Let's ignore the historical legacy non-PNP ISA config nightmare, because they do not bring anything of value in this discussion.

The core system of PC is highly compatible with OSes in pretty much all directions. (Well now even if I don't ignore the non-PNP ISA configurations stuffs, it does not really change the situation: those were not for core system stuffs)

Then you have drivers for various bus controllers and peripheral, some of which are crucial for using your PC in practice, but as soon as the necessary driver exists, loaded by the kernel way after the core boot, and highly abstracted on all modern OSes (it only access the HW through functions abstracted by the OS)

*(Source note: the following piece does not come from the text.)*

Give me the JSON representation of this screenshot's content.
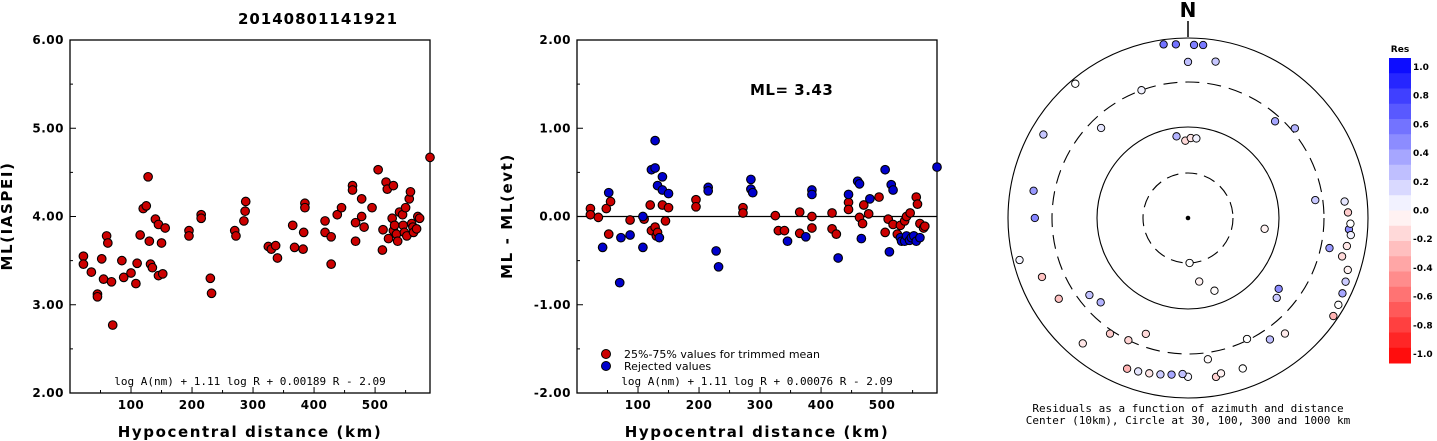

For non-ancient PC, you even have with ACPI some abstracted functions, provided by the HW, and used at the runtime by the OS. It's to be considered as part of the core plateform, as if it was a pure HW interface, given what we are discussing about. The NT HAL, btw, is a vestigial of early NT years, and is of zero interest for the purpose of PC compatibility today (there is only one HAL that is in use on modern PCs, and IIRC switching the HAL was not even enough when multiple were in use IIRC, other MS binaries still needed to be recompiled -- so the NT HAL is merely an internal detail that bring no consequence in backward or fw compat as far as decoupling of binaries and their update of a partial subset in a system is concerned)

Now the situation for ARM SoC for Android is NOT the same. You just don't boot a generic ARM Linux kernel to driver your random ARM SoC of your random phone. Because even what could constitute an equivalent core system as what exists for PC, follows no standard.


You still need all of these things. An x64 Intel Processor manufactured in 2017 still boots into real mode at startup exactly like the original did 30 years ago. Complete with segmented mode without memory protection, multitasking, or code privilege levels, just as AT/AT compatible as the day it was born.


Thanks for reminding me of Plug'N'Pray. Some stuff worked but a lot didn't, likely the cheap rubbish hardware I bought with lame drivers. And trying to load a mouse driver for DOS and play a game that needed himem. Or trying the set the right IRQ to get the DOS game to believe you had an Adlib or SB16 compatible card....

The kids today don't know how easy things are with unified drivers for audio on Mac OS etc. I mean, even USB coming out was amazing instead of serial devices and guessing the COM port? Which LPT1?? And dial up etc etc so easy now.